Article II, Section 2, Clause 2 of the U.S. Constitution grants him this privilege – to nominate Obama, and with the advice and confirmation of the Senate, appoint him to the highest court.

Biden was asked over the weekend at a presidential tour event in Washington, Iowa, by one of the members of the crowd, if he would nominate his former boss for the post, to which he replied, “If he’d take it, yes.

He then went on to explain that he would appoint the sort of people who viewed the Constitution as a “living document,” adding that he said years ago that he would be satisfied when the court were composed of half-women.

Biden is not the first to voice the idea of appointing Obama to the highest court aloud in a public setting – 2016 Democratic nominee, Hilary Clinton, publicized that she thought it “was a great idea.” Obama would not be the first President to switch branches – former President William Howard Taft, who served as the 27th U.S. President from 1909 to 1913, also was appointed and served at the 10th Chief Justice post from 1921 to 1930.

Obama, however, has questioned whether or not he has the mentality for the Supreme Court – a life confined to canonical-style of U.S. highest law scripting opinions in government chambers.

“When I got out of law school, I chose not to be clerk,” Obama told CNN analyst Jeffrey Toobin in a 2014 interview with The New Yorker. He said he made this decision, in part because of his older-age compared to his peers, and also because the job was not a good fit – he did not have the temperament to sit in a justice chamber and write opinions.

“I love the law, intellectually,” Obama stated. “I love nutting out these problems, wrestling with these arguments.
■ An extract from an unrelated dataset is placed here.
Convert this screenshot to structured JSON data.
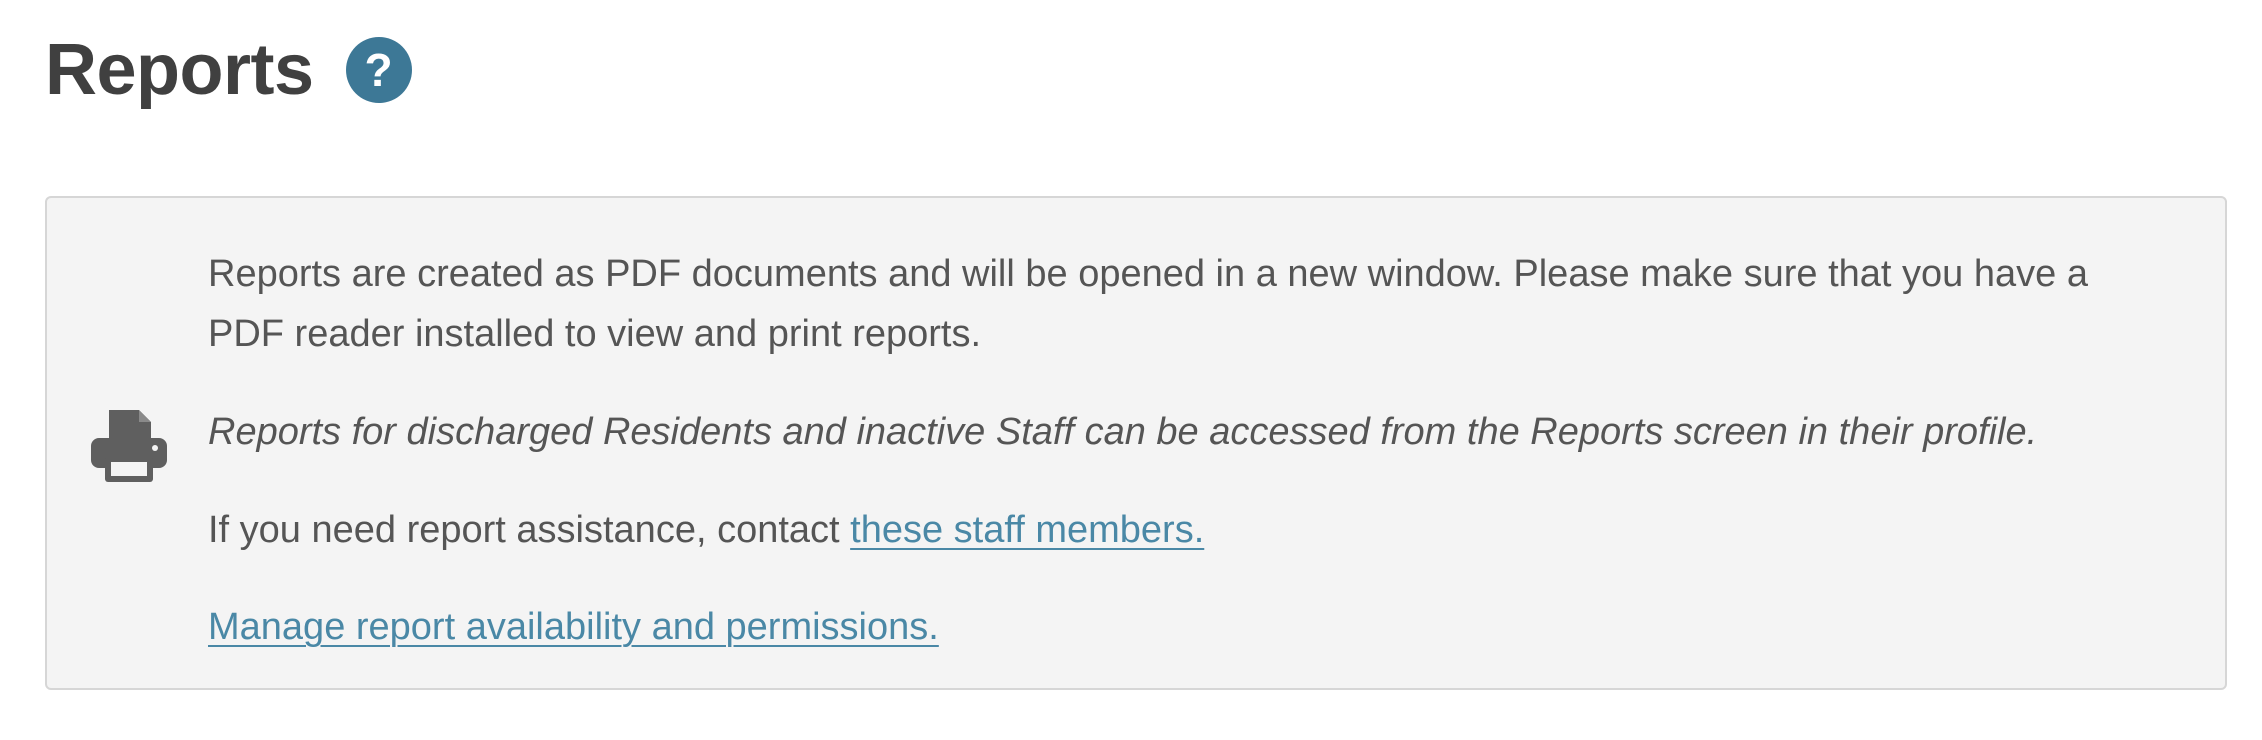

I love teaching. I miss the classroom and engaging with students. But I think being a justice is a little bit too monastic for me. Particularly after having spent six years and what will be eight years in this bubble, I think I need to get outside a little bit more.”

The former President has never sought out the role before, however, he boasts a resume which prepares him for the role like no other. Obama was known for his law resume before serving in the Oval Office from 2008 to 2016.

In 1990, Obama became the first African American to be named President of the Harvard Law Review. He also worked as a civil rights attorney. In addition, and in specific to the position, he taught constitutional law at the University of Chicago before he deserted the field to enter politics – where he served in both the Illinois state and U.S. Senate.

While Biden is currently the Democratic front-runner, a pour showing in Iowa could threaten his campaign.

 

The ‘No Malarkey’ tour is not the first time Biden voiced nominating Obama for the post. In an interview with Stephen Colbert, CBS Late Night Show Host, Colbert also asked if Biden would nominate Obama to the Supreme Court, to which Biden bolstered his argument. He also shared that he thought Obama was well-prepared for the role, listing his qualifications, and gave concrete supporting reasons from Obama’s presidency on why he would make a good-fit.